Tillerson: Trump sam podjął decyzję o spotkaniu z Kimem


Sekretarz stanu USA Rex Tillerson oświadczył w piątek, że prezydent Donald Trump sam podjął decyzję o spotkaniu z przywódcą Korei Północnej. Kim Dzong Unem, uznając, że jest odpowiedni moment na rozmowy, ale nie na formalne negocjacje.

Przebywający w Dżibuti szef amerykańskiej dyplomacji podkreślił, że dokładny termin spotkania zostanie ustalony "w ciągu kilku tygodni". Wcześniej Biały Dom informował, że ten pierwszy w historii szczyt obu państw ma odbyć się pod koniec maja.

"Spektakularna" zmiana u Kima

- To decyzja, którą prezydent podjął sam - powiedział dziennikarzom Tillerson. Podkreślił, że pojawił się najwyraźniejszy dotychczas znak, że jest "nie tylko wola (Kima - red.) do rozmów, a naprawdę pragnienie".

Sekretarz stanu ocenił ponadto, że to "spektakularna" i zaskakująca zmiana w postawie północnokoreańskiego dyktatora. Dodał, że USA były zaskoczone, jak "postępowy" był Kim w rozmowach z przedstawicielami Korei Południowej, które odbyły się na początku tego tygodnia.

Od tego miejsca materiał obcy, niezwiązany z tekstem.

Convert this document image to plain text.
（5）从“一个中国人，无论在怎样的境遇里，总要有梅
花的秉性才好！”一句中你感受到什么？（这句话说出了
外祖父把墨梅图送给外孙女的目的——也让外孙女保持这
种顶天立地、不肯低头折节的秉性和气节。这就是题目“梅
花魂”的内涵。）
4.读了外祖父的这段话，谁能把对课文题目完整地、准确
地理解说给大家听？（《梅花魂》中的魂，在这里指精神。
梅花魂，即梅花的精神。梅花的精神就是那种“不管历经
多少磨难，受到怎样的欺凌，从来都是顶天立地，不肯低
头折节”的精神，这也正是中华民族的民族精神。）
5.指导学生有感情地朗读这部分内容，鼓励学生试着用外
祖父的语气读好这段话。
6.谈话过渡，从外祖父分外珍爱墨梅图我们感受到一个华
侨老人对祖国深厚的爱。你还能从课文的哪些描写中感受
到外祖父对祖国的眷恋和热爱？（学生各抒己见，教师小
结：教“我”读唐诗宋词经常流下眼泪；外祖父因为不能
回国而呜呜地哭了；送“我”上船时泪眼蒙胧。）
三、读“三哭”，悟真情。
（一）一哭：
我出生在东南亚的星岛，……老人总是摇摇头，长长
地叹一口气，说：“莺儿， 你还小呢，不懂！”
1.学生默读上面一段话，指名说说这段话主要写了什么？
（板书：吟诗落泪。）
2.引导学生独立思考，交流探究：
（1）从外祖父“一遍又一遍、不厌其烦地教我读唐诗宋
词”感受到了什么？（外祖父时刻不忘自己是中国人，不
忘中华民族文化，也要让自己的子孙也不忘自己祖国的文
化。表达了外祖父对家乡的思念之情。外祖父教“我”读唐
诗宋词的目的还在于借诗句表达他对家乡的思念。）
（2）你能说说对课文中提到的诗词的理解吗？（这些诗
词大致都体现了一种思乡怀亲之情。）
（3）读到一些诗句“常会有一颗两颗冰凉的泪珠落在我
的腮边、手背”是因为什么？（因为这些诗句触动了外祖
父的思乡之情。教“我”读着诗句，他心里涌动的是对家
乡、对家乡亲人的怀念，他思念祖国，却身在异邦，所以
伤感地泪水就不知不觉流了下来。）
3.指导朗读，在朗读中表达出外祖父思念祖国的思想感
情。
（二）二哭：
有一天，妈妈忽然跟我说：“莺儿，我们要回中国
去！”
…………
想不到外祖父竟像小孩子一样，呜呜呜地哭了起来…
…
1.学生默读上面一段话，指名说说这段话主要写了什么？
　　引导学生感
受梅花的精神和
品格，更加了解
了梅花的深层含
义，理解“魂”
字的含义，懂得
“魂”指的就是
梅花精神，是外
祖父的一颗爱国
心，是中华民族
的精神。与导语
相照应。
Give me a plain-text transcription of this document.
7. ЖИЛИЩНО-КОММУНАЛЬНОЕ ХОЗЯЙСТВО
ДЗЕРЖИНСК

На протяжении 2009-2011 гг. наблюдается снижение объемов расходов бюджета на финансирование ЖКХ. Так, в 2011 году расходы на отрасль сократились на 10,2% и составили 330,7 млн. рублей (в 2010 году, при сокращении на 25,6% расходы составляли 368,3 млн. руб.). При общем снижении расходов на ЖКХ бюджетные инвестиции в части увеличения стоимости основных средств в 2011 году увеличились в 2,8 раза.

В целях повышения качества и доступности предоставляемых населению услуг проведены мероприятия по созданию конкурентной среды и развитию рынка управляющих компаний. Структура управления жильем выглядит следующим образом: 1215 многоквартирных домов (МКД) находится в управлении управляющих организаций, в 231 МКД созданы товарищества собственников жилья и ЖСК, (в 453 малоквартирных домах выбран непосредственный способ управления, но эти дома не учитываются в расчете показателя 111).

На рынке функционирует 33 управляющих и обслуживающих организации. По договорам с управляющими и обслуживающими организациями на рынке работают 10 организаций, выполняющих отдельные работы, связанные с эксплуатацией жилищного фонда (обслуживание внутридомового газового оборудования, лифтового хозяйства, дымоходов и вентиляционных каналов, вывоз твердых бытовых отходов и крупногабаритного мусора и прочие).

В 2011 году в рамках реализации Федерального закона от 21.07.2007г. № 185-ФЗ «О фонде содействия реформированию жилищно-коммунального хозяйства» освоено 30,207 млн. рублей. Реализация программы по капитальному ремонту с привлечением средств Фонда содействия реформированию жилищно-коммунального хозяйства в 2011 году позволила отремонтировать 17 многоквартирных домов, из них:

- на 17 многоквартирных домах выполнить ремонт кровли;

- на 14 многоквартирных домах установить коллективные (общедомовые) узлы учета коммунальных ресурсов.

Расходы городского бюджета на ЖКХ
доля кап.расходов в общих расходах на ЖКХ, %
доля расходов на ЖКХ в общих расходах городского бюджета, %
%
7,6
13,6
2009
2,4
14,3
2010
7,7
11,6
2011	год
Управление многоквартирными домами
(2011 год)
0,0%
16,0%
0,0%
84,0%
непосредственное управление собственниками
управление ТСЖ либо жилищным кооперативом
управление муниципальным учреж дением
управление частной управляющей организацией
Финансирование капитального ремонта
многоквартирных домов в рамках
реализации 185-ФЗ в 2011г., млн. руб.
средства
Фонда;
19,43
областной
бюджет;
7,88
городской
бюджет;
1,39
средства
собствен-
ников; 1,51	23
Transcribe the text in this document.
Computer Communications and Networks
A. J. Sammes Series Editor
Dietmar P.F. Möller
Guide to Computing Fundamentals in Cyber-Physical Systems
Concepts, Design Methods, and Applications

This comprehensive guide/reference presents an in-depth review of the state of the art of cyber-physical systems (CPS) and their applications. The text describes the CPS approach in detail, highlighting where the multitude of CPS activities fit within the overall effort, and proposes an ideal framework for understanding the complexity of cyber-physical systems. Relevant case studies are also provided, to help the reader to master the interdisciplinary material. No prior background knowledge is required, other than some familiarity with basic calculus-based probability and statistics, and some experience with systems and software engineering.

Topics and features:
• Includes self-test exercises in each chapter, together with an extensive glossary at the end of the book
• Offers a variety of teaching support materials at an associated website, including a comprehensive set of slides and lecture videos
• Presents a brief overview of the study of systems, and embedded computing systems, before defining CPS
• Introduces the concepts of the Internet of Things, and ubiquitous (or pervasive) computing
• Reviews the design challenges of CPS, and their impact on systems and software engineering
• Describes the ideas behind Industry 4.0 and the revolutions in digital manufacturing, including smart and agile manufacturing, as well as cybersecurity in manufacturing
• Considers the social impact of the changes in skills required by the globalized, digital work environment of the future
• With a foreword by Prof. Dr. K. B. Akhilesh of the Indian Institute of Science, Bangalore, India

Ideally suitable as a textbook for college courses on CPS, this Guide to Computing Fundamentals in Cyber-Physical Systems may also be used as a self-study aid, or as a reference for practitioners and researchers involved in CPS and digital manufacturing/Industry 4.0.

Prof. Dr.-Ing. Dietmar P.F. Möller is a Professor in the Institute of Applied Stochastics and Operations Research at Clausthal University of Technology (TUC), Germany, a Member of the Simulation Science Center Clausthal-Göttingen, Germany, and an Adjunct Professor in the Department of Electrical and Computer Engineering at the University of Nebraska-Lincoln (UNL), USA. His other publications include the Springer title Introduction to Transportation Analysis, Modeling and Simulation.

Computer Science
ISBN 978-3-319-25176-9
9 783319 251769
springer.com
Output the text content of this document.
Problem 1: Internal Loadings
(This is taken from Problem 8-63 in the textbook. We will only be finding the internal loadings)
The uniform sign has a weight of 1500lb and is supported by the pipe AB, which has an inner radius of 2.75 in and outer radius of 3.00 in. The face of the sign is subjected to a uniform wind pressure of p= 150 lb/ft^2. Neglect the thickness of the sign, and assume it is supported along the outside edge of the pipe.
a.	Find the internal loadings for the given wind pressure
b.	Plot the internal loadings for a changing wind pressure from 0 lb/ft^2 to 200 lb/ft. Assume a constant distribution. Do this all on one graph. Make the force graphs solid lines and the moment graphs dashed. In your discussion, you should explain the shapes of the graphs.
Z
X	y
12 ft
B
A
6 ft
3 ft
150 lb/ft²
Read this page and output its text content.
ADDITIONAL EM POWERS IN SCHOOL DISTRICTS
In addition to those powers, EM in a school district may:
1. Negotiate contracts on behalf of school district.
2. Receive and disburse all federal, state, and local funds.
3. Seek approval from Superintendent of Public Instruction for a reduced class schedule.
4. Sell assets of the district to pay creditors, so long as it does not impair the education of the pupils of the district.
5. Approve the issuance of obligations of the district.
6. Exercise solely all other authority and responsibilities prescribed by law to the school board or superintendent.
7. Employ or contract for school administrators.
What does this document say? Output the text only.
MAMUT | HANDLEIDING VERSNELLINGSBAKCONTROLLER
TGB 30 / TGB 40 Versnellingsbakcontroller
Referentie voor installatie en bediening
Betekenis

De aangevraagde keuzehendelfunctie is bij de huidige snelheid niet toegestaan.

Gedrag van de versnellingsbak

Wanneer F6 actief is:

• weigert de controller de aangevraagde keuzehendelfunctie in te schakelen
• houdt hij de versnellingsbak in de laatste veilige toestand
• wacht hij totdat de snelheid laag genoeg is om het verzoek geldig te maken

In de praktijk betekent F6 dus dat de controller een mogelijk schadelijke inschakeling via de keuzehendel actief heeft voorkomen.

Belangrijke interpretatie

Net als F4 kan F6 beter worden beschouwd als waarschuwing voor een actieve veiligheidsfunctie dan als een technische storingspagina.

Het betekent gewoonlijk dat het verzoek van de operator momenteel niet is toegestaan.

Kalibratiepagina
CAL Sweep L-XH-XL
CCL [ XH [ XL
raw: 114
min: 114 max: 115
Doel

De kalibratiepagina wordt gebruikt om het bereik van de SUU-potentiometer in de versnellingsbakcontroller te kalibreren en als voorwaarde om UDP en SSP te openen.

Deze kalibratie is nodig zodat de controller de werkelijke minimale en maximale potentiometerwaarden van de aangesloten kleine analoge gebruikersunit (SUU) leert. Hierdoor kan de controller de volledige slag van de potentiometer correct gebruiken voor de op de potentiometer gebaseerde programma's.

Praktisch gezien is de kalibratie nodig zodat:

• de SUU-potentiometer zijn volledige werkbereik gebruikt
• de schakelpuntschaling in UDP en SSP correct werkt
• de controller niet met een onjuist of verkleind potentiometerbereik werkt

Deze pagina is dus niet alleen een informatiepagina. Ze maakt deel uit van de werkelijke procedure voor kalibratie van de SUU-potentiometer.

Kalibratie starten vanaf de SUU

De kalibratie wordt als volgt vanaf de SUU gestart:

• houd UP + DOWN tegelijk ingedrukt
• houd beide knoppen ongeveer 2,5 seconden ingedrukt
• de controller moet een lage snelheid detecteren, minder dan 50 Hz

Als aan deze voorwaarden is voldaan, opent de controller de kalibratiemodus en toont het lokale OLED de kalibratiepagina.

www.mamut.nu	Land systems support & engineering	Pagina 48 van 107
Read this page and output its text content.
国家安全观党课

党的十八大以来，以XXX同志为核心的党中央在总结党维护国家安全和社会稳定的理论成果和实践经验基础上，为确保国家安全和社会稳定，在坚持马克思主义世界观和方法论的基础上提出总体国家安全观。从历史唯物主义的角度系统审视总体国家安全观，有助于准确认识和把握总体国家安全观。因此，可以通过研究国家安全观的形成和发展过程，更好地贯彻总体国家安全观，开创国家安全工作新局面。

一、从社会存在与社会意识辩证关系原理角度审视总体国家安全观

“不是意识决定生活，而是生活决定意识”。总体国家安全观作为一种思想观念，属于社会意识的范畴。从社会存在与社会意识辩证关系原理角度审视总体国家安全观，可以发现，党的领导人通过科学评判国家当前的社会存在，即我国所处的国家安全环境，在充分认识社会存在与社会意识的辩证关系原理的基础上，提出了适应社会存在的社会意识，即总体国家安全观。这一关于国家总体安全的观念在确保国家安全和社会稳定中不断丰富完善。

- Prezydent Trump mówił od jakiegoś czasu, że jest otwarty na rozmowy i chętnie spotkałby się z Kimem, gdyby były do tego odpowiednie warunki - podkreślił Tillerson.

Odwilż w stosunkach

W piątek nad ranem czasu polskiego poinformowano, że Trump przyjął propozycję spotkania z Kimem, którą przekazali prezydentowi USA dyplomaci z Korei Południowej. Kim poprosił Trumpa o spotkanie i przedstawił "zobowiązanie Korei Północnej do natychmiastowego zaprzestania prób balistycznych i jądrowych".

Przesłanie od północnokoreańskiego przywódcy przekazali w czwartek Trumpowi szef południowokoreańskiego Biura Bezpieczeństwa Narodowego Czung Uj Jong i szef agencji wywiadowczej tego kraju Suh Hun. Uczestniczyli oni w ostatnich rozmowach międzykoreańskich. W ich toku uzgodniono m.in., że pod koniec kwietnia odbędzie się pierwsze od ponad 10 lat spotkanie przywódców obu Korei.

Propozycje Korei Północnej przedstawione w czwartek w Waszyngtonie nie byłyby możliwe także bez wizyty delegacji KRLD przy okazji otwarcia Zimowych Igrzysk Olimpijskich w Pjongczangu. Odwilż w relacjach nastąpiła po miesiącach napięcia, związanego z prowadzonymi przez KRLD testami atomowymi i balistycznymi. W tym czasie Kim i Trump grozili sobie wzajemnie użyciem siły militarnej.